Although the term “acute kidney disease” (AKD) was proposed by the KDIGO AKI working group back in 2012 [5], it does not appear to have developed much traction, at least in pediatrics. AKD concerns kidney diseases that last for up to 3 months, i.e., as opposed to CKD, with AKI as a subcategory of AKD. Currently, we do not see much use of the term AKD in submissions, and await the planned update of the KDIGO AKI guideline, which may reconsider the definition and classification.

Process

  • We will incorporate these key standards from the glossary into our “Submission Guidelines” for authors on our journal homepage https://www.springer.com/journal/467

  • As not all authors will be aware of these guidelines, submissions will be checked for adherence to the guidelines. Corresponding authors will be advised of the nomenclature glossary and key standards at revision and encouraged to revise their text accordingly.

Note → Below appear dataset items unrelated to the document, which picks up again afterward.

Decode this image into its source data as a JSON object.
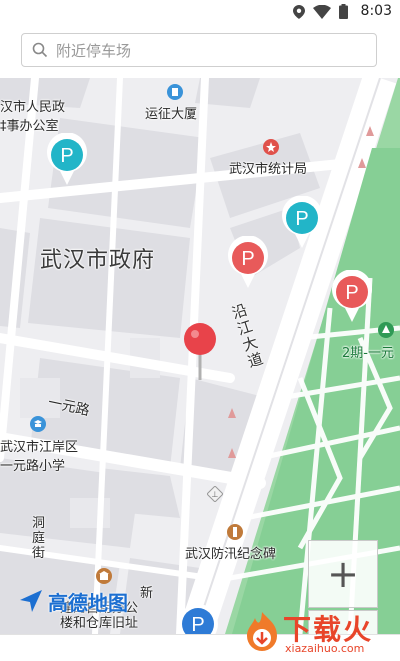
{
  "status_bar": {
    "time": "8:03"
  },
  "search": {
    "placeholder": "附近停车场"
  },
  "map": {
    "labels": {
      "gov_office_line1": "汉市人民政",
      "gov_office_line2": "‡事办公室",
      "yunzheng": "运征大厦",
      "stats_bureau": "武汉市统计局",
      "city_gov": "武汉市政府",
      "yanjiang": "沿江大道",
      "park_2": "2期-一元",
      "yiyuan_road": "一元路",
      "school_line1": "武汉市江岸区",
      "school_line2": "一元路小学",
      "flood_monument": "武汉防汛纪念碑",
      "dongting": "洞庭街",
      "building_line1": "新",
      "building_line2": "建的自用办公",
      "building_line3": "楼和仓库旧址"
    },
    "parking_pin_label": "P",
    "zoom_in": "+",
    "zoom_out": "−",
    "logo_text": "高德地图"
  },
  "watermark": {
    "brand": "下载火",
    "url": "xiazaihuo.com"
  }
}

  • Over time, increased awareness of and adherence to the key standards will promote consistency in the design, execution, and writing up of research.

Conclusion

Overall, this nomenclature will hopefully lead to a helpful consistency in how we report kidney diseases in children, with the knock-on effects of improved clarity and reduced confusion in communication between doctors and patients and their families.

It is an opportunity to be more precise in how we describe research and will benefit editors, authors, and clinicians, as well as patients and their families, and will likely evolve over time. This idea will likely be taken up in other medical specialty fields.